I never thought that I would had a lot of struggles, roadblocks, and challenges on this year that I’ve finally decided to pursue a different path and enter the world of teaching.
I though that enrolling on this course would be an all-time light and happy trip on a beautiful field but it seems like it has been a rough time full of road blocks, turbulent winds, and rocky paths. As this is the end of the course, I am relieved yet worried but grateful at the same time. I am relieved that my load would be lessened, worried how did my performance ranked, but grateful because taking up and completing this course is a one step closer to my dream.
I would like to imagine my future wherein I became a fully-pledged educator, teaching young people and touching lives, and building a learning center for underprivileged children in a remote, up-in-the-mountain barangay where my father and I used to do missionary works. That place is where I started opening my eyes for real–truly seeing the reality around me. There are children who are not able to go to school because they are poverty-stricken and there are children who are able to go to school but not getting the quality education that every child deserves. I would definitely incorporate the things I’ve learned in all the modules and will do my best to have a solid knowledge on the learning theories so that I could use it as a strong foundation to my teaching methodologies, understanding a child’s behavior, facilitate deep thinking and learning, and being the most efficient teacher that I could be.

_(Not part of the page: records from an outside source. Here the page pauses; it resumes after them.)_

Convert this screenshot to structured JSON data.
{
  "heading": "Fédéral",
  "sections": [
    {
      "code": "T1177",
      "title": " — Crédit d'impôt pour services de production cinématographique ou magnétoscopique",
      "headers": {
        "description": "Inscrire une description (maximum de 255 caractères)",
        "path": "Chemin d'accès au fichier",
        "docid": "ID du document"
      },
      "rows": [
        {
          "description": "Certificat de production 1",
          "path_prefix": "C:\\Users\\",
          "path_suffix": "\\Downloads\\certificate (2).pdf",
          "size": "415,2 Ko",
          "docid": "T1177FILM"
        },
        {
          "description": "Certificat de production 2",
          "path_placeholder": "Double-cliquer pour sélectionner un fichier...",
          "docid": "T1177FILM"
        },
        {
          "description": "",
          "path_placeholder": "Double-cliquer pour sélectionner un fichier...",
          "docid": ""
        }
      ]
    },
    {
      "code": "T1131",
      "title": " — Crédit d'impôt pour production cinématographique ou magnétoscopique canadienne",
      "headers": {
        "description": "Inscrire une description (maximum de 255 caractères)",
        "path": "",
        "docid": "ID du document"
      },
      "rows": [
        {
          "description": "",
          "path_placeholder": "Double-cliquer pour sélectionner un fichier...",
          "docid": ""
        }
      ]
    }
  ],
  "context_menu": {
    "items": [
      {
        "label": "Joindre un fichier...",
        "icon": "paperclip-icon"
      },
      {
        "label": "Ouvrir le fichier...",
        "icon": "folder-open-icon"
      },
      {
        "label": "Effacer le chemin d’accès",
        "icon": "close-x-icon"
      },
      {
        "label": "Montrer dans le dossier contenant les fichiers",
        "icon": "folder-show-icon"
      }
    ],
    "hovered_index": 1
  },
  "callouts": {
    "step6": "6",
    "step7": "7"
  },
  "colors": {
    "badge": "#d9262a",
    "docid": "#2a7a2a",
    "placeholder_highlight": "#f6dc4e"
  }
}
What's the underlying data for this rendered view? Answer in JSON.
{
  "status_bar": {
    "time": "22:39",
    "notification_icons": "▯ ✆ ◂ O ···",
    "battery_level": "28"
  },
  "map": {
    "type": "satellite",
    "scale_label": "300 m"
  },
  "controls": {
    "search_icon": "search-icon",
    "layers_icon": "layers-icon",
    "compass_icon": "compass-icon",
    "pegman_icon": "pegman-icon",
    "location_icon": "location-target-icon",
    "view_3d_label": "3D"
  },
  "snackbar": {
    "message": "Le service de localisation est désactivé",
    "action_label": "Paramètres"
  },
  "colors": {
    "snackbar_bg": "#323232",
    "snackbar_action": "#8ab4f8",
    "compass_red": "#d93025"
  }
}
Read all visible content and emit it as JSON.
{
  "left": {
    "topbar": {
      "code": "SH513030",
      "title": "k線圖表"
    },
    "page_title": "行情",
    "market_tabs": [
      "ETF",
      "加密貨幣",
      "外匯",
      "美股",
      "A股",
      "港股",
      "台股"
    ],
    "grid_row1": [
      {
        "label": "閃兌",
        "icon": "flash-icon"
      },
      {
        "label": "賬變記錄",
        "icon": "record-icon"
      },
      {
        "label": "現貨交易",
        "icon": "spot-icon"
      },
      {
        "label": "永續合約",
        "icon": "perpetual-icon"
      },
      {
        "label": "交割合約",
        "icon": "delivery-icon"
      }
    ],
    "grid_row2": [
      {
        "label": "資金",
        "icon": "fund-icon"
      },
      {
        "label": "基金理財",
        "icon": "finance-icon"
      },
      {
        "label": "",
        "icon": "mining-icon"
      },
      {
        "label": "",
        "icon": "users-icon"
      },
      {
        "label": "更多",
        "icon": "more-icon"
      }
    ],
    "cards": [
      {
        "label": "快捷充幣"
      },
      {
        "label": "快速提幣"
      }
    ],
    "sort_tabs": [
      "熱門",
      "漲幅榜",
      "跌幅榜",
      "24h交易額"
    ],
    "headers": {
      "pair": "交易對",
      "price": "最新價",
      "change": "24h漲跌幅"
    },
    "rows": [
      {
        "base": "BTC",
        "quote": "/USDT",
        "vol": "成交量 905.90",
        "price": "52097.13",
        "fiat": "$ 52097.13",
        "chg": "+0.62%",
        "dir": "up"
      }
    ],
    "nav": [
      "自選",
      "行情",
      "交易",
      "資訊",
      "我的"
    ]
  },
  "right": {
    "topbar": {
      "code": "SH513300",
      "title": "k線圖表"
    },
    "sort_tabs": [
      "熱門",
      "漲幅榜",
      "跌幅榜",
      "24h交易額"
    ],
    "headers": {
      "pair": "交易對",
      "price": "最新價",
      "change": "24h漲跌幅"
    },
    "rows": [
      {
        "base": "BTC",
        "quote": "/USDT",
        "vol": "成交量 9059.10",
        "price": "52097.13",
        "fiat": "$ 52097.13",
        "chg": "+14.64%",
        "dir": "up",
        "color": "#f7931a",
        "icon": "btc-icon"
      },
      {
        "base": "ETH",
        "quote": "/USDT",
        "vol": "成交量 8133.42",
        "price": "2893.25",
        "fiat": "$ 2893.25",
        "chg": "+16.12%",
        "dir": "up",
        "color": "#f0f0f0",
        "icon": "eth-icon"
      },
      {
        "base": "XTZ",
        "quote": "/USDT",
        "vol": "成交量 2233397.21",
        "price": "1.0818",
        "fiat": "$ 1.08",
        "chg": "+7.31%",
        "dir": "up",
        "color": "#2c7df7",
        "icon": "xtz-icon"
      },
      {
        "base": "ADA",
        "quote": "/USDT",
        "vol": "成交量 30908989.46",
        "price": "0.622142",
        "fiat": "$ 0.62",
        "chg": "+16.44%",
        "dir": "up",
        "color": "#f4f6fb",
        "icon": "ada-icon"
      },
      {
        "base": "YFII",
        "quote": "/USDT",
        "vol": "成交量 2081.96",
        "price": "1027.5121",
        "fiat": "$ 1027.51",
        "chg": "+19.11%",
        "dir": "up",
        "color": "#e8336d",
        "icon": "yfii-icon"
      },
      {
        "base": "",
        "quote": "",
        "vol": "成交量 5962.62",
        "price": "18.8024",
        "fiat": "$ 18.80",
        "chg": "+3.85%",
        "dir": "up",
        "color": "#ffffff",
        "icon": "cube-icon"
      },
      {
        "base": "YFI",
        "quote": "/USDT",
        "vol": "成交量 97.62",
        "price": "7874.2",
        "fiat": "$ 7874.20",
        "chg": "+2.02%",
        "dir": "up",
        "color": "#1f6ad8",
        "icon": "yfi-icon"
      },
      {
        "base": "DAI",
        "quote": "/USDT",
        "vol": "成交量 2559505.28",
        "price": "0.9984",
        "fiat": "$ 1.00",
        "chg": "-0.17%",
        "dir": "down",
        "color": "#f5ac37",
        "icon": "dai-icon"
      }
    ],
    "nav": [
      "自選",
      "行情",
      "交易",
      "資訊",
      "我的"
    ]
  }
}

What had deeply attached to my heart is the Social Learning and Constructivism Theory. There was an activity wherein we where asked to indicate the remarkable people who served as our mentors and role models. I was deeply touched with this activity–seeing how words and actions can be powerful tools to shape someone’s life. I said to myself that I will do everything I can to be worthy of being in that same list, written by my future student, looking up to me as his model or mentor. Social Learning served as a wake-up call that if I want to help the people around me to become better, I must become a better version of myself first. Some teachers are being complacent with their jobs and forgetting to be a good model to imitate to. People, especially children, are always watching, so I’ve learned that I must strive to be a good model for the students so that my teaching could transcend beyond the four walls of the classroom and reach their personal lives. With Constructivism, I’ve realized the importance of creating or “constructing” a new knowledge by your own. We must all learn not to be like babies, spoon-fed, as always but to gather all the knowledge and experience we need so that we can construct new knowledge that will help us provide solutions and understand the reality differently.
Lack of time, full of circumstances–these are like the sands or irritants that makes an oyster “cry.” The lessons on this course and all that I will gain from PTC Program are the layers of “nacre” to cover the irritants. As time goes by, when it is finally right, I know that I would be able to produce beautiful pearls that would be the gems of a bright future–my students.